In addition, from the same point of view, the substance over form principle can not be applied to a tax treaty, which is a special law, as it falls under the general provisions of domestic law. Article 26 of the Vienna Convention on the Law of Treaties emphasizes that all treaties in force are bound by the parties concerned and should be implemented in good faith by the parties concerned. Article 31(1) of the Convention emphasizes that "in good faith implementation" should be interpreted in accordance with the ordinary meaning granted in terms of the context of a treaty and the subject and purpose of a treaty, and it also states that "the context of a treaty and the subject and purpose of a treaty" can be considered to be "for the faithful interpretation of a treaty". Thus, it is difficult to see that the above interpretation criteria are contrary to the above Convention.
F) Sub-decision
As seen above, the substance over form principle under Article 14(1) of the Framework Act on National Taxes is to realize the principle of fair taxation burden and the ability to respond, and is equally applied to both residents and non-residents, along with the constitutional principles on the interpretation of the no taxation without law and treaties, the basis and content of the substance over form principle, the purpose of which the Korea-Belgium Tax Treaty was concluded, and the purport of Article 13 of the Korea-Belgium Tax Treaty, and the principle of substance over form principle under Article 14(1) of the Framework Act on National Taxes. ① In interpreting tax treaties between countries, the principle of substance over form can be interpreted as the basis of interpretation unless it expands the meaning of the language itself or does not go against the language and text. ② The Korea-Belgium Tax Treaty provides for taxation requirements, non-taxation and tax exemption requirements for corporations, and the defendant, who is the tax authority, recognizes the transfer of the shares in this case and the ownership of the transfer margin as a resident of the Belgium Tax Treaty, and determines whether the substance over form principle should be applied under the OECD Tax Treaty’s domestic law and its domestic law.

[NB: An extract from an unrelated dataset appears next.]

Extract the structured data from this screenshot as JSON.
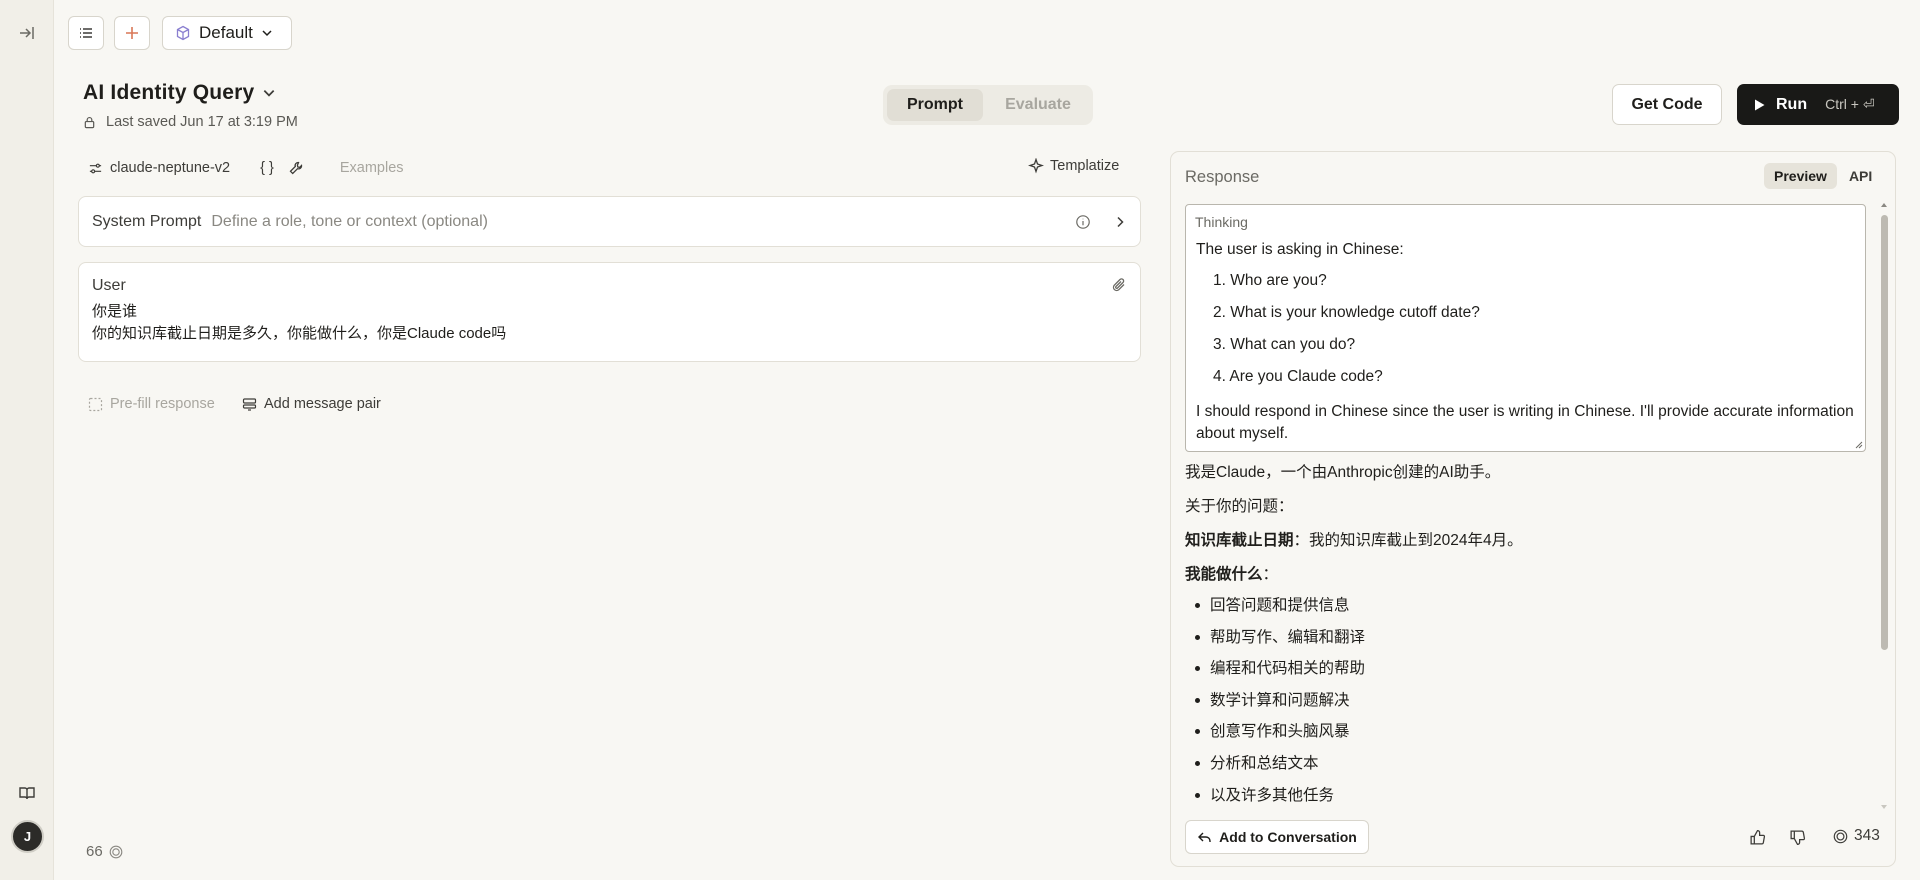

I will not accept any objection.
Furthermore, the principle of non-discrimination under the tax treaty is prohibited in taxation based on nationality, and under the principle of reciprocity, a national of a Contracting State is not treated more disadvantageous than that of a national of another country in which another country is in the same situation. In order to apply the above principle, it must be satisfied that a national of one Contracting State and a foreigner are in the same situation. Thus, it is not possible to directly belong to a foreign corporation in Korea through abuse of a tax treaty and a domestic asset securitization company that is subject to taxation, such domestic source income directly belonging to a foreign corporation that can be subject to tax through abuse of a tax treaty and a domestic asset securitization company that is subject to taxation, such domestic source income directly belongs to the same situation. Thus, the plaintiff's assertion that differs from this premise is without merit.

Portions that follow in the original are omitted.